“Joy to the world, Barney’s dead
We barbecued his head!”
Context: The informant is a junior at USC, originally from Illinois. She told me that children from her elementary school would sing this song to the same tune as “Joy to the World,” and while there’s more to the song, she doesn’t remember it. She hasn’t sung it in a very long time and does remember there being different versions of the song as well. The “Barney” referenced is Barney the purple dinosaur from the children’s show Barney & Friends.
Analysis: From my experience, a lot of elementary schools had parody songs related to violence against Barney, but this was the first I had heard of that wasn’t actually to the tune of the show’s theme song. Regardless, this, as per Jay Mechling’s chapter in Elliott Oring’s Folk Groups and Folklore Genres, reflects one of the antithetical categories of children’s folklore: parodies.
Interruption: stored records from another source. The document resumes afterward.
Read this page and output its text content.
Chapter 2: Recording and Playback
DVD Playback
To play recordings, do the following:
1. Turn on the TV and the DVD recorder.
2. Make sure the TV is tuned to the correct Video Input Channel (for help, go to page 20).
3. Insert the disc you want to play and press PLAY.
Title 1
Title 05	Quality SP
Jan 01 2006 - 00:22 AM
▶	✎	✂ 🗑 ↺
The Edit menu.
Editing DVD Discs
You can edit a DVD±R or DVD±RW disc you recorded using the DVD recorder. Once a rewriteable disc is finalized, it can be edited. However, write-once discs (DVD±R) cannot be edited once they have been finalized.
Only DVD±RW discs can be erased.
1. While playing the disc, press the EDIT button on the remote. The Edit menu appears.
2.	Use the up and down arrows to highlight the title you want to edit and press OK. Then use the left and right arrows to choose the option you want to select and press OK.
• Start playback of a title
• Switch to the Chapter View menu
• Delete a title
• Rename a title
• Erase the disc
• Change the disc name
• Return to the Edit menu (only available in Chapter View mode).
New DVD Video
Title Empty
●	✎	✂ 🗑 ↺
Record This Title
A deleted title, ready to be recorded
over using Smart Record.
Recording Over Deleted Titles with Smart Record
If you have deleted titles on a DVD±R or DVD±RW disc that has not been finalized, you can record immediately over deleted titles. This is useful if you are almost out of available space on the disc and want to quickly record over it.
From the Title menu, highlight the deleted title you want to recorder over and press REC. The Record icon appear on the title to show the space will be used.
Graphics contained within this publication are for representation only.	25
Violence against Barney is a purposeful subversion of the show’s theme (a theme that starts with “I love you, you love me, we’re a happy family”) and, considering Barney was a cornerstone of many childhoods, almost seems to function as a rejection of that childishness. I think that as we grow up, it becomes “cool” to be more like the older kids; it becomes “cool” to associate with more taboo concepts like sex and violence. It becomes “uncool” to continue to believe in the blissfully unrealistic world Barney portrays, or to engage in displays of earnest emotion. Parodying violence against Barney seems to function as a way to divorce oneself from that childishness and start moving more towards adulthood. It reinforces social dynamics between age groups and shames those who still like things deemed as “childish,” defining social norms that persist far beyond childhood.